From: John Harrison <john.c.harrison@intel.com>
To: Jani Nikula <jani.nikula@intel.com>,
Satyanarayana K V P <satyanarayana.k.v.p@intel.com>,
<intel-xe@lists.freedesktop.org>
Cc: Michal Wajdeczko <michal.wajdeczko@intel.com>
Subject: Re: [PATCH v6] drm/xe: Add helper function to inject fault into ct_dead_capture()
Date: Fri, 6 Jun 2025 17:06:57 -0700 [thread overview]
Message-ID: <1e939cd3-1db4-432e-89c7-add155d67606@intel.com> (raw)
In-Reply-To: <ff47692cc6c70d10b3e58cf68e6d70ef79ebd997@intel.com>
On 6/6/2025 6:19 AM, Jani Nikula wrote:
> On Thu, 05 Jun 2025, John Harrison <john.c.harrison@intel.com> wrote:
>> On 5/24/2025 7:46 AM, Satyanarayana K V P wrote:
>>> When injecting fault to xe_guc_ct_send_recv() & xe_guc_mmio_send_recv()
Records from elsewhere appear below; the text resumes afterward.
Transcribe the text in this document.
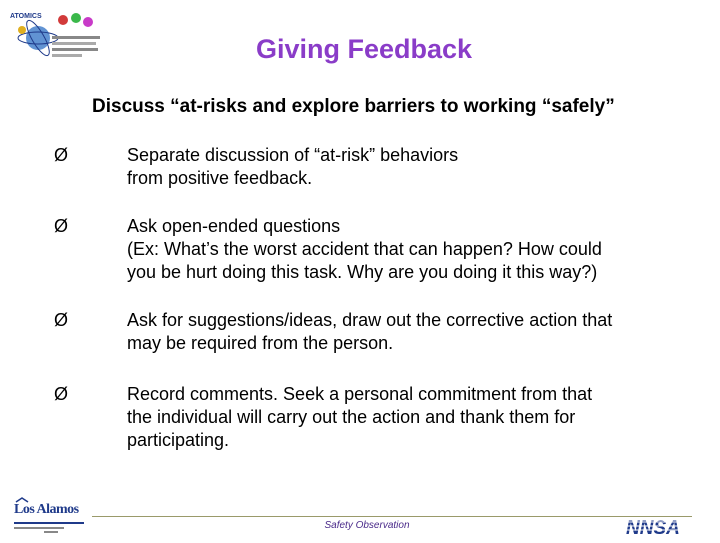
ATOMICS
Giving Feedback
Discuss “at-risks and explore barriers to working “safely”
Ø	Separate discussion of “at-risk” behaviors
from positive feedback.

Ø	Ask open-ended questions
(Ex: What’s the worst accident that can happen? How could
you be hurt doing this task. Why are you doing it this way?)

Ø	Ask for suggestions/ideas, draw out the corrective action that
may be required from the person.

Ø	Record comments. Seek a personal commitment from that
the individual will carry out the action and thank them for
participating.

Safety Observation
Los Alamos
NNSA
>>> functions, the CI test systems are going out of space and crashing. To
>>> avoid this issue, a new helper function is created and when fault is
>>> injected into this xe_inject_fault() helper function, ct dead capture
>>> is avoided which suppresses ct dumps in the log.
>>>
>>> Signed-off-by: Satyanarayana K V P <satyanarayana.k.v.p@intel.com>
>>> Suggested-by: John Harrison <John.C.Harrison@Intel.com>
>> Reviewed-by: John Harrison <John.C.Harrison@Intel.com>
>>
>> This seems like the simplest and cleanest solution to me (for both the
>> KMD and the IGT sides). I don't know if Jani or Michal still have
>> objections to it.
> Simple it may be, but I still think it conflates two orthogonal things
> that should both be decided by userspace.
It is being decided by userspace. And they are not orthogonal but
completely dependent.
> If userspace wants error injection, why should the kernel decide it
> means no error capture in dmesg? Especially when that decision is to
> tackle an arbitrary self-inflicted *userspace* issue i.e. disk space
> limitation during testing.
Ignoring the CI limitation, it is also unhelpful to have huge logs
describing hardware state for a bug that is purely software injected.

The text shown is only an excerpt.